Lost but yet found


As a mom of two boys who doesn't  stop, rest well that just doesn't happen much but this week I have had time with some extra hands on board to rest and read which has been a blessing. I have been praying over several of you and for my boys as I read and reflect on all that I was given and totally don't deserve.

I had a night out with a good friend this week, as we sat digging into two amazing desserts, one peanut butter cheesecake and the other an Oreo cheesecake that melted in your mouth, we talked about all the amazing things Christ has done for us. We reflected on our past, and as we did guilt began to kick in about poor choices we had made growing up, ones that we questioned if we would share with our kids, but as we sat there the picture that came up so clearly in my head is the story of the prodigal son, yet in my story it is one of a daughter. A daughter who lost here way and realized that true love was found in her Father's arms, as I thought of this the guilt left me. I began to remember the gospel story and all he had done for me, especially this past Easter weekend thousands of years ago, on a cross but most importantly the battle that took place in hell for my soul, the conquering of death and the witnesses that saw his nail scarred hands, and Christ in person walking, talking and eating after he lost all the blood that poured out of his physical body on that Friday evening. You see I didn't deserve that and neither did my dear friend, but as we talked more we Praised Christ for his power of redemption and the love story that he wrote for each one of us. You see our story is not one to be ashamed of but is a living and breathing story of the gospel.

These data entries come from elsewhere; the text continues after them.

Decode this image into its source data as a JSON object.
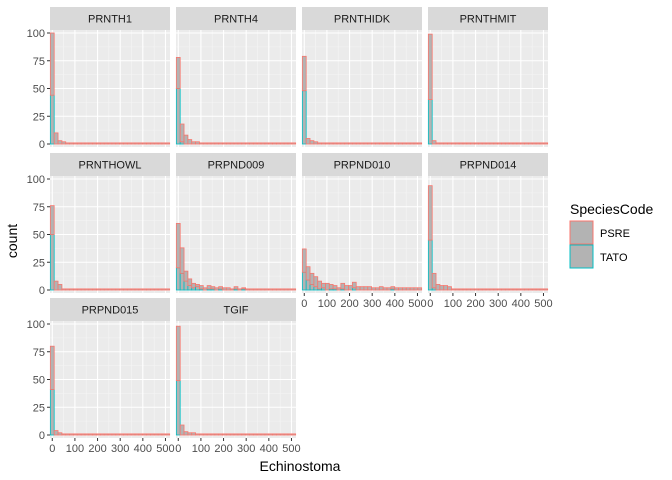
{
  "chart_data": {
    "type": "bar",
    "subtype": "faceted-stacked-histogram",
    "xlabel": "Echinostoma",
    "ylabel": "count",
    "xlim": [
      -10,
      520
    ],
    "ylim": [
      0,
      100
    ],
    "x_ticks": [
      0,
      100,
      200,
      300,
      400,
      500
    ],
    "y_ticks": [
      0,
      25,
      50,
      75,
      100
    ],
    "bin_width": 17,
    "grid": true,
    "legend": {
      "title": "SpeciesCode",
      "position": "right",
      "entries": [
        {
          "name": "PSRE",
          "color": "#F8766D"
        },
        {
          "name": "TATO",
          "color": "#00BFC4"
        }
      ]
    },
    "bin_centers": [
      0,
      17,
      34,
      51,
      68,
      85,
      102,
      119,
      136,
      153,
      170,
      187,
      204,
      221,
      238,
      255,
      272,
      289,
      306,
      323,
      340,
      357,
      374,
      391,
      408,
      425,
      442,
      459,
      476,
      493,
      510
    ],
    "facets": [
      {
        "name": "PRNTH1",
        "series": [
          {
            "name": "TATO",
            "values": [
              44,
              0,
              0,
              0,
              0,
              0,
              0,
              0,
              0,
              0,
              0,
              0,
              0,
              0,
              0,
              0,
              0,
              0,
              0,
              0,
              0,
              0,
              0,
              0,
              0,
              0,
              0,
              0,
              0,
              0,
              0
            ]
          },
          {
            "name": "PSRE",
            "values": [
              56,
              10,
              3,
              2,
              1,
              1,
              1,
              1,
              1,
              1,
              1,
              1,
              1,
              1,
              1,
              1,
              1,
              1,
              1,
              1,
              1,
              1,
              1,
              1,
              1,
              1,
              1,
              1,
              1,
              1,
              1
            ]
          }
        ]
      },
      {
        "name": "PRNTH4",
        "series": [
          {
            "name": "TATO",
            "values": [
              50,
              2,
              0,
              0,
              0,
              0,
              0,
              0,
              0,
              0,
              0,
              0,
              0,
              0,
              0,
              0,
              0,
              0,
              0,
              0,
              0,
              0,
              0,
              0,
              0,
              0,
              0,
              0,
              0,
              0,
              0
            ]
          },
          {
            "name": "PSRE",
            "values": [
              28,
              16,
              8,
              4,
              2,
              2,
              1,
              1,
              1,
              1,
              1,
              1,
              1,
              1,
              1,
              1,
              1,
              1,
              1,
              1,
              1,
              1,
              1,
              1,
              1,
              1,
              1,
              1,
              1,
              1,
              1
            ]
          }
        ]
      },
      {
        "name": "PRNTHIDK",
        "series": [
          {
            "name": "TATO",
            "values": [
              48,
              0,
              0,
              0,
              0,
              0,
              0,
              0,
              0,
              0,
              0,
              0,
              0,
              0,
              0,
              0,
              0,
              0,
              0,
              0,
              0,
              0,
              0,
              0,
              0,
              0,
              0,
              0,
              0,
              0,
              0
            ]
          },
          {
            "name": "PSRE",
            "values": [
              31,
              5,
              3,
              2,
              1,
              1,
              1,
              1,
              1,
              1,
              1,
              1,
              1,
              1,
              1,
              1,
              1,
              1,
              1,
              1,
              1,
              1,
              1,
              1,
              1,
              1,
              1,
              1,
              1,
              1,
              1
            ]
          }
        ]
      },
      {
        "name": "PRNTHMIT",
        "series": [
          {
            "name": "TATO",
            "values": [
              40,
              0,
              0,
              0,
              0,
              0,
              0,
              0,
              0,
              0,
              0,
              0,
              0,
              0,
              0,
              0,
              0,
              0,
              0,
              0,
              0,
              0,
              0,
              0,
              0,
              0,
              0,
              0,
              0,
              0,
              0
            ]
          },
          {
            "name": "PSRE",
            "values": [
              59,
              3,
              1,
              1,
              1,
              1,
              1,
              1,
              1,
              1,
              1,
              1,
              1,
              1,
              1,
              1,
              1,
              1,
              1,
              1,
              1,
              1,
              1,
              1,
              1,
              1,
              1,
              1,
              1,
              1,
              1
            ]
          }
        ]
      },
      {
        "name": "PRNTHOWL",
        "series": [
          {
            "name": "TATO",
            "values": [
              50,
              0,
              0,
              0,
              0,
              0,
              0,
              0,
              0,
              0,
              0,
              0,
              0,
              0,
              0,
              0,
              0,
              0,
              0,
              0,
              0,
              0,
              0,
              0,
              0,
              0,
              0,
              0,
              0,
              0,
              0
            ]
          },
          {
            "name": "PSRE",
            "values": [
              26,
              8,
              5,
              1,
              1,
              1,
              1,
              1,
              1,
              1,
              1,
              1,
              1,
              1,
              1,
              1,
              1,
              1,
              1,
              1,
              1,
              1,
              1,
              1,
              1,
              1,
              1,
              1,
              1,
              1,
              1
            ]
          }
        ]
      },
      {
        "name": "PRPND009",
        "series": [
          {
            "name": "TATO",
            "values": [
              20,
              15,
              8,
              4,
              2,
              3,
              1,
              0,
              1,
              1,
              0,
              1,
              0,
              0,
              0,
              1,
              0,
              1,
              0,
              0,
              0,
              0,
              0,
              0,
              0,
              0,
              0,
              0,
              0,
              0,
              0
            ]
          },
          {
            "name": "PSRE",
            "values": [
              40,
              23,
              9,
              6,
              4,
              2,
              3,
              2,
              3,
              2,
              2,
              2,
              2,
              2,
              1,
              2,
              1,
              1,
              1,
              1,
              1,
              1,
              1,
              1,
              1,
              1,
              1,
              1,
              1,
              1,
              1
            ]
          }
        ]
      },
      {
        "name": "PRPND010",
        "series": [
          {
            "name": "TATO",
            "values": [
              16,
              9,
              5,
              3,
              1,
              2,
              0,
              1,
              1,
              0,
              1,
              0,
              0,
              2,
              0,
              0,
              0,
              0,
              0,
              0,
              0,
              0,
              0,
              1,
              0,
              0,
              0,
              0,
              0,
              0,
              0
            ]
          },
          {
            "name": "PSRE",
            "values": [
              21,
              12,
              10,
              9,
              7,
              4,
              6,
              4,
              3,
              2,
              5,
              4,
              4,
              5,
              3,
              3,
              3,
              3,
              2,
              2,
              3,
              2,
              2,
              2,
              2,
              2,
              2,
              2,
              2,
              2,
              2
            ]
          }
        ]
      },
      {
        "name": "PRPND014",
        "series": [
          {
            "name": "TATO",
            "values": [
              45,
              2,
              0,
              0,
              0,
              0,
              0,
              0,
              0,
              0,
              0,
              0,
              0,
              0,
              0,
              0,
              0,
              0,
              0,
              0,
              0,
              0,
              0,
              0,
              0,
              0,
              0,
              0,
              0,
              0,
              0
            ]
          },
          {
            "name": "PSRE",
            "values": [
              49,
              13,
              5,
              4,
              4,
              3,
              1,
              1,
              1,
              1,
              1,
              1,
              1,
              1,
              1,
              1,
              1,
              1,
              1,
              1,
              1,
              1,
              1,
              1,
              1,
              1,
              1,
              1,
              1,
              1,
              1
            ]
          }
        ]
      },
      {
        "name": "PRPND015",
        "series": [
          {
            "name": "TATO",
            "values": [
              41,
              0,
              0,
              0,
              0,
              0,
              0,
              0,
              0,
              0,
              0,
              0,
              0,
              0,
              0,
              0,
              0,
              0,
              0,
              0,
              0,
              0,
              0,
              0,
              0,
              0,
              0,
              0,
              0,
              0,
              0
            ]
          },
          {
            "name": "PSRE",
            "values": [
              39,
              4,
              2,
              1,
              1,
              1,
              1,
              1,
              1,
              1,
              1,
              1,
              1,
              1,
              1,
              1,
              1,
              1,
              1,
              1,
              1,
              1,
              1,
              1,
              1,
              1,
              1,
              1,
              1,
              1,
              1
            ]
          }
        ]
      },
      {
        "name": "TGIF",
        "series": [
          {
            "name": "TATO",
            "values": [
              49,
              0,
              0,
              0,
              0,
              0,
              0,
              0,
              0,
              0,
              0,
              0,
              0,
              0,
              0,
              0,
              0,
              0,
              0,
              0,
              0,
              0,
              0,
              0,
              0,
              0,
              0,
              0,
              0,
              0,
              0
            ]
          },
          {
            "name": "PSRE",
            "values": [
              49,
              9,
              3,
              2,
              2,
              1,
              1,
              1,
              1,
              1,
              1,
              1,
              1,
              1,
              1,
              1,
              1,
              1,
              1,
              1,
              1,
              1,
              1,
              1,
              1,
              1,
              1,
              1,
              1,
              1,
              1
            ]
          }
        ]
      }
    ]
  }
}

I'm reminded through my story that "...God shows his love for us in that while we were still sinners, Christ died for us" Romans 5:8. This act of love and mercy is what removes all the guilt and shame that I carried for years, that and the reminder that "as far as the east is from the west, so far does he remove our transgressions from us" Psalm 103:12. I know many who feel ashamed and lost at their past story but friends it's your story and it's meant to be shared because if you are a child of Christ your story has been rewritten and Christ's love story takes over so please don't ever be ashamed of that! 

So my friends I will share my story for Gods name to be glorfied, as long as I have breathe. For my dear friend, I was once lost and now I have been found, I was blind but now I can see. Don't be ashamed of Christ's work in you.